Response: Although phenomena lack inherent existence, still we can use terms like own-characteristics, other-characteristics and non-functional phenomena for although these are unfindable upon analysis, still, like objects of a dream they appear to have existence to ordinary perception. So the way they exist and they way they appear are different and these conventional existences are called distortions or false.
 Opponent: If phenomena are devoid of inherent existence then they will be completely non-existent like the horns of a rabbit, and so there can be no occurrence of their arising or their cessation. As Buddha has spoken about arising and cessation, they must exist, so how can things be devoid of inherent existence?
 Response: An object cannot simultaneously arise as a functional phenomenon and cease as a non-functional phenomenon. If a non-functional phenomenon does not exist then a functional phenomenon cannot exist because an object cannot arise and endure as a functional phenomenon without depending on its cessation as a non-functional phenomenon, or else it would exist at all times. If a non-functional phenomenon which is different from a functional phenomenon does not exist then it is impossible for a functional phenomenon to exist.

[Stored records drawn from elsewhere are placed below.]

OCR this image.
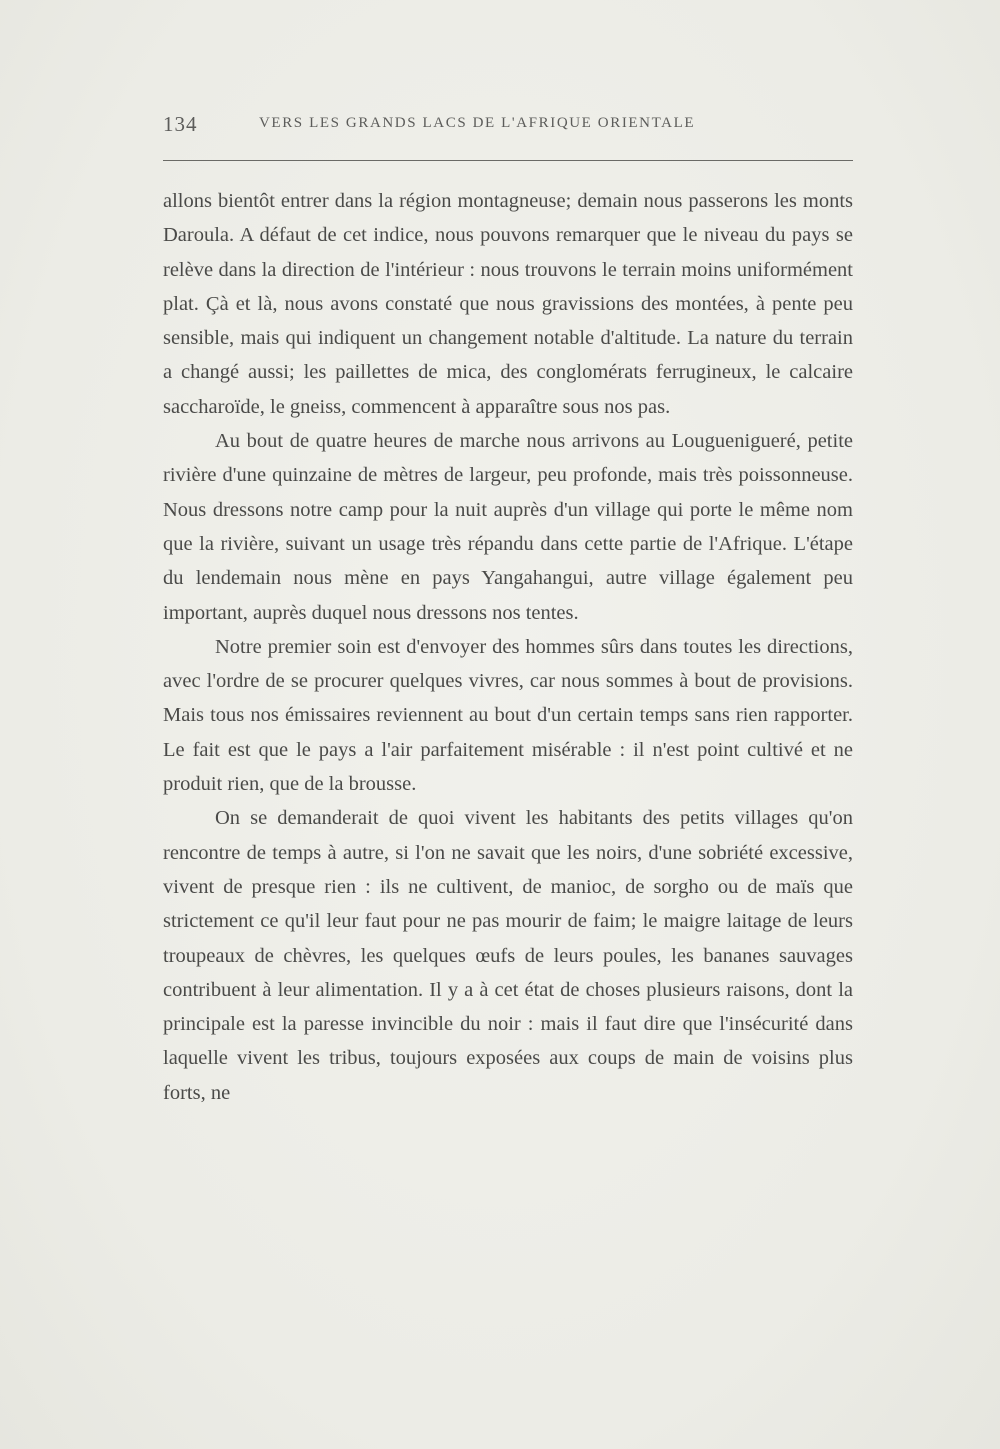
134	VERS LES GRANDS LACS DE L'AFRIQUE ORIENTALE

allons bientôt entrer dans la région montagneuse; demain nous passerons les monts Daroula. A défaut de cet indice, nous pouvons remarquer que le niveau du pays se relève dans la direction de l'intérieur : nous trouvons le terrain moins uniformément plat. Çà et là, nous avons constaté que nous gravissions des montées, à pente peu sensible, mais qui indiquent un changement notable d'altitude. La nature du terrain a changé aussi; les paillettes de mica, des conglomérats ferrugineux, le calcaire saccharoïde, le gneiss, commencent à apparaître sous nos pas.

Au bout de quatre heures de marche nous arrivons au Louguenigueré, petite rivière d'une quinzaine de mètres de largeur, peu profonde, mais très poissonneuse. Nous dressons notre camp pour la nuit auprès d'un village qui porte le même nom que la rivière, suivant un usage très répandu dans cette partie de l'Afrique. L'étape du lendemain nous mène en pays Yangahangui, autre village également peu important, auprès duquel nous dressons nos tentes.

Notre premier soin est d'envoyer des hommes sûrs dans toutes les directions, avec l'ordre de se procurer quelques vivres, car nous sommes à bout de provisions. Mais tous nos émissaires reviennent au bout d'un certain temps sans rien rapporter. Le fait est que le pays a l'air parfaitement misérable : il n'est point cultivé et ne produit rien, que de la brousse.

On se demanderait de quoi vivent les habitants des petits villages qu'on rencontre de temps à autre, si l'on ne savait que les noirs, d'une sobriété excessive, vivent de presque rien : ils ne cultivent, de manioc, de sorgho ou de maïs que strictement ce qu'il leur faut pour ne pas mourir de faim; le maigre laitage de leurs troupeaux de chèvres, les quelques œufs de leurs poules, les bananes sauvages contribuent à leur alimentation. Il y a à cet état de choses plusieurs raisons, dont la principale est la paresse invincible du noir : mais il faut dire que l'insécurité dans laquelle vivent les tribus, toujours exposées aux coups de main de voisins plus forts, ne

 If there is no arising and enduring, which are functional phenomena, then there can be no disintegration or cessation, which are non-functional phenomena; so the latter would be completely non-existent. If a phenomenon were to exist inherently it must have arisen from its own nature or from some other nature, but it cannot arise from its own nature and because a phenomenon cannot have a different nature than its cause, so it cannot arise from some other nature which has inherent existence. Because of that, a functional phenomenon cannot exist inherently and because a functional phenomenon cannot exist inherently, so a non-functional phenomenon cannot exist inherently.
 If a phenomenon were to exist inherently it should be permanent. If a phenomemon were to disintegrate completely then you must accept the annihilationist view. If a phenomenon were to exist inherently it would either exist permanently or else undergo complete disintegration: it cannot occur in a way which is different than these two. Therefore one should not assert that a phenomenon has inherent existence.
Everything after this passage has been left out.